PolySense Makes Existing Textiles Conductive to Add Electronic Functionality
Researchers have come up with a way to augment materials with electrical properties through in-situ polymerization.
Electronic textiles are increasingly becoming an important category of wearable technology. While a fitness tracker like a FitBit smartwatch can keep track of your heart rate and steps, electronic textiles have the potential for much more. Imagine a smart shirt that could monitor your respiration, perspiration, heart rate, and even the positions of your arms. That smart shirt could act as an input device for controlling a computer in addition to collecting information about your physical activity. Progress has made in that direction, but it requires retooling entire textile factories. PolySense can make existing textile conductive in order to add electronic functionality.
PolySense was developed by an international team of scientists with the goal of creating electronic textiles without having to reinvent the entire manufacturing process. Most of the e-textile technology that we’ve featured in the past has to be woven into the fabric itself. Conductive threads, for example, can be sewn into a garment. But that’s not the sort of process that can be easily implemented in existing factories. The apparel market is incredibly competitive, and most manufacturing is done overseas at the lowest possible costs in order to increase profit margins. That’s often done with expensive industrial machines that are designed for traditional manufacturing and aren’t easy to retrofit or replace.

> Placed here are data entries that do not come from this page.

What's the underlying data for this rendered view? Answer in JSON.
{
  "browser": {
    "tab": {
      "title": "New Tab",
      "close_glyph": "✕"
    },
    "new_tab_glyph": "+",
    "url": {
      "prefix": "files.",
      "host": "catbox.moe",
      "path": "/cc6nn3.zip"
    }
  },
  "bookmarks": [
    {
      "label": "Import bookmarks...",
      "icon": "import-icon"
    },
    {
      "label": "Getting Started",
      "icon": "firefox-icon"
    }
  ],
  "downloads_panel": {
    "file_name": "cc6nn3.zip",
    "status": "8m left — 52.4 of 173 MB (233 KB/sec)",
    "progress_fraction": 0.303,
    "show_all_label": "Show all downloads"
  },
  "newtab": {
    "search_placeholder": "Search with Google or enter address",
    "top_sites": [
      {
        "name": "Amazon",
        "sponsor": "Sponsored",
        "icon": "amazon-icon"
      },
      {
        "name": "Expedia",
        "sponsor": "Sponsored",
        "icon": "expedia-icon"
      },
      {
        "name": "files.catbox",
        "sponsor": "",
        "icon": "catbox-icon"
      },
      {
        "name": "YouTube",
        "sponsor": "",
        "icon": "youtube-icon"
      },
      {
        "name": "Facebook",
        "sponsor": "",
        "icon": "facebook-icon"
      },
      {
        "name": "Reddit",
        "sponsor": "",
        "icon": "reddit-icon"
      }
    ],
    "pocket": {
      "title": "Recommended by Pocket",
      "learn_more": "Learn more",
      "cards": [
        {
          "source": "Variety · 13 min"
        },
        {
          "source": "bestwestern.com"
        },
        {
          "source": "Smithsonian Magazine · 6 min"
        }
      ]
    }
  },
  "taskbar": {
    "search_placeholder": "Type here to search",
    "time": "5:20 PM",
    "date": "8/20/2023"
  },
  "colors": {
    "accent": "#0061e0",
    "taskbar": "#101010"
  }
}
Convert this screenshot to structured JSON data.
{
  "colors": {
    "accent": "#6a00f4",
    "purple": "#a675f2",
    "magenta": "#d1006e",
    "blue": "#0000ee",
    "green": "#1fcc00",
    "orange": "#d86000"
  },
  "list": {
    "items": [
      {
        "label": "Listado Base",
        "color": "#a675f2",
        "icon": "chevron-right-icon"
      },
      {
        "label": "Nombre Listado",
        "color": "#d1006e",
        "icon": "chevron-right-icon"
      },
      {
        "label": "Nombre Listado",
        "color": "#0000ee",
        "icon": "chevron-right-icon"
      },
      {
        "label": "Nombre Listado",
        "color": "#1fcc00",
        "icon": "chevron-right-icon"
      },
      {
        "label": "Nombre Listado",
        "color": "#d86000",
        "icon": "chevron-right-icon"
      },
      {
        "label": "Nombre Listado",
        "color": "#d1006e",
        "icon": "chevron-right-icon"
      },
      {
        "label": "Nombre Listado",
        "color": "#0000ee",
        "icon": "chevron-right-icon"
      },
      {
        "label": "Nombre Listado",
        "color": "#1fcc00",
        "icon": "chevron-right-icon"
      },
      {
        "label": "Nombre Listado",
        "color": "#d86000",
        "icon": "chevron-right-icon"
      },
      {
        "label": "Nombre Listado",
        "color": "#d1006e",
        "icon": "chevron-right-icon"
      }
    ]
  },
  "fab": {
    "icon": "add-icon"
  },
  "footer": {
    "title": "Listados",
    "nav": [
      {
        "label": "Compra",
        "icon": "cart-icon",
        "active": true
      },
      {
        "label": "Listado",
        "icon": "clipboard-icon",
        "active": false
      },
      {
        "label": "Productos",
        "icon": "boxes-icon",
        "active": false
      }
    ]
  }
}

This work negates the need for that by making textiles conductive after they have already been manufactured. An apparel company could purchase t-shirts overseas in bulk, and then use the PolySense process to add electronic functionality to them. This is done by treating the clothing with a sequence of chemicals, referred to as “in-situ polymerization,” and can be achieved without any specialized equipment. Conductivity can be added selectively with stencils in order to create textiles that sense pressure, motion, and motion — the same capabilities we see in most other piezo-resistive e-textiles. Any kind of arbitrary pattern can be applied to most types of fabric, making PolySense suitable for a range of wearable e-textile applications. While there is little doubt that e-textiles will soon be manufactured from the get-go, PolySense can ease the transition and financial burden of introducing them.